José Vítor Malheiros, no Público
de hoje (acessível ou não):
«"Erros de gestão", "imprudência", "irregularidades", "risco de crédito", "falta de activos", "imparidades", "activos tóxicos", "incumprimento", "problemas de solvabilidade", "insuficiências de capital", "infidelidade", "gestão danosa", "abuso de informação privilegiada", "abuso de confiança". Há, no simples léxico usado pelo mundo político, pelo mundo financeiro e pelo mundo mediático para descrever o caso BES, narrativas implícitas que se impõem como explicações naturais para o descalabro do império Espírito Santo. (...)
Apesar de se acumularem os sinais de "irregularidades" no BES (algumas denunciadas pela CMVM ao Ministério Público, ainda antes das suspeitas de insider trading dos últimos dias) a verdade é que a narrativa se arrisca a amornar, com a CMVM e o Banco de Portugal e o Governo a lavarem as suas mãos e o contribuinte a pagar os luxos de que Ricardo Salgado fez beneficiar tantos amigos. (...)

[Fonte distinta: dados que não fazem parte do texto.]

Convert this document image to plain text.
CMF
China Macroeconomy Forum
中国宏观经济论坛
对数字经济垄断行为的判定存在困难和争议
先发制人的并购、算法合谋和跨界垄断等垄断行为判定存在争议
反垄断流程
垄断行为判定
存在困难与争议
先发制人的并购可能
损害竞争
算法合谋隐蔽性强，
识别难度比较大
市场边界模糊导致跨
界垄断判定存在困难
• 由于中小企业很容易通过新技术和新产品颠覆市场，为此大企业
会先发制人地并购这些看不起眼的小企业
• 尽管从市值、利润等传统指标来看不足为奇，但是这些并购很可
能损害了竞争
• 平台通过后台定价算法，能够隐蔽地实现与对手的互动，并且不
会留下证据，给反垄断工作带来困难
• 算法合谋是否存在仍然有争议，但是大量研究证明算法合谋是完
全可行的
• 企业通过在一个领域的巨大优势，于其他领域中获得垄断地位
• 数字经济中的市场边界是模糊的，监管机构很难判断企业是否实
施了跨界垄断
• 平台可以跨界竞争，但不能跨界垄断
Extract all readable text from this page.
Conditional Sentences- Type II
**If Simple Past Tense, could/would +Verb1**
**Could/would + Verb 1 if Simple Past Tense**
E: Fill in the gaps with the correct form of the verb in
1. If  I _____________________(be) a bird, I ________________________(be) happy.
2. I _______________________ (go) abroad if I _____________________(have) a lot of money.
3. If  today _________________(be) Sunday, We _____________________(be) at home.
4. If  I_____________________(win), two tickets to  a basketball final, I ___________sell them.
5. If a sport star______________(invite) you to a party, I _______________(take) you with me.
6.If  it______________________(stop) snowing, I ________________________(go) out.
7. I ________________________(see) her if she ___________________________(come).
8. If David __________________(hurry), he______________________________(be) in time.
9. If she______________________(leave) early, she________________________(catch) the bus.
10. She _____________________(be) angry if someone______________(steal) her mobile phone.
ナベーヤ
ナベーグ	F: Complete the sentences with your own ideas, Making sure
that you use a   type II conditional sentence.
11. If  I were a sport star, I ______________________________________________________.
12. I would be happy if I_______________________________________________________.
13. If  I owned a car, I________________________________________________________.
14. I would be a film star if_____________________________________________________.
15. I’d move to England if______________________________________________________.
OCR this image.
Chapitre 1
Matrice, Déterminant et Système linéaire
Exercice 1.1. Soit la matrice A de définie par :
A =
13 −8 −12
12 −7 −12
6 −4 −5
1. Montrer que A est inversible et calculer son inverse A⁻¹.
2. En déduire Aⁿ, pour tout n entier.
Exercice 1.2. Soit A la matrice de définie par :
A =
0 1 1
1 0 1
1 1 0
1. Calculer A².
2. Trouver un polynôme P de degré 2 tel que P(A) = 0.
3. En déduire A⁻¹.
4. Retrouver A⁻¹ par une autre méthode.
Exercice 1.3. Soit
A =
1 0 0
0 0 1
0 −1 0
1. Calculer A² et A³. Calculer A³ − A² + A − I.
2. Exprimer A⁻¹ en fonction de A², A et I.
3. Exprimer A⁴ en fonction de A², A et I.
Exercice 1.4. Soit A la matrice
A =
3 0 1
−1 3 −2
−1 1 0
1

O que o Governo tem de anunciar é o pedido dessa grande investigação ao Ministério Público, com a máxima urgência e garantindo-lhe todos os meios. E, se não o fizer, apenas poderemos concluir que receia ver-se envolvido ele próprio (leia-se PSD e CDS) nos negócios sob escrutínio. Recordam-se de Carlos Costa a garantir há um mês que nem o BES nem o GES tinham um problema de solvabilidade? E de Cavaco Silva? E de Passos Coelho? Que as responsabilidades políticas não sejam assumidas pelo Governo é algo a que estamos habituados, mas temos de exigir a responsabilização criminal de quem rouba de forma tão colossal e tão descarada. E a verdade é que falta dinheiro no BES e que nos vão pedir para tapar o buraco. Não chegará isso para exigir a investigação?
O que não podemos aceitar, em nome da decência, são processos tão vergonhosos como o do BCP ou o do BPN. Não podemos aceitar que, de novo, um processo BES se salde por uma multa ridícula, pela inibição de gerir um banco durante os próximos anos, pela prescrição do crime ou pela condenação de um bode expiatório isolado. (...)
À imprensa cabe, entretanto, ir juntando as pedrinhas dos factos – como a discrepância sobre o momento em que o Banco de Portugal decidiu partir o BES em dois e o momento em que comunicou essa decisão à CMVM, como as razões da autorização do aumento de capital do BES pelo BdP e pela CMVM, como as razões dos perdões dos esquecimentos fiscais de Salgado, como a venda das acções da Rioforte aos balcões do BES, etc., etc. – de forma a tornar incontornável a exigência de uma verdadeira averiguação.
E a todos os cidadãos que recusam viver numa sociedade onde os ricos têm todos os direitos, incluindo o direito a roubar o nosso dinheiro e a escapar impunes, cabe-nos exigir justiça.» (Realces meus.)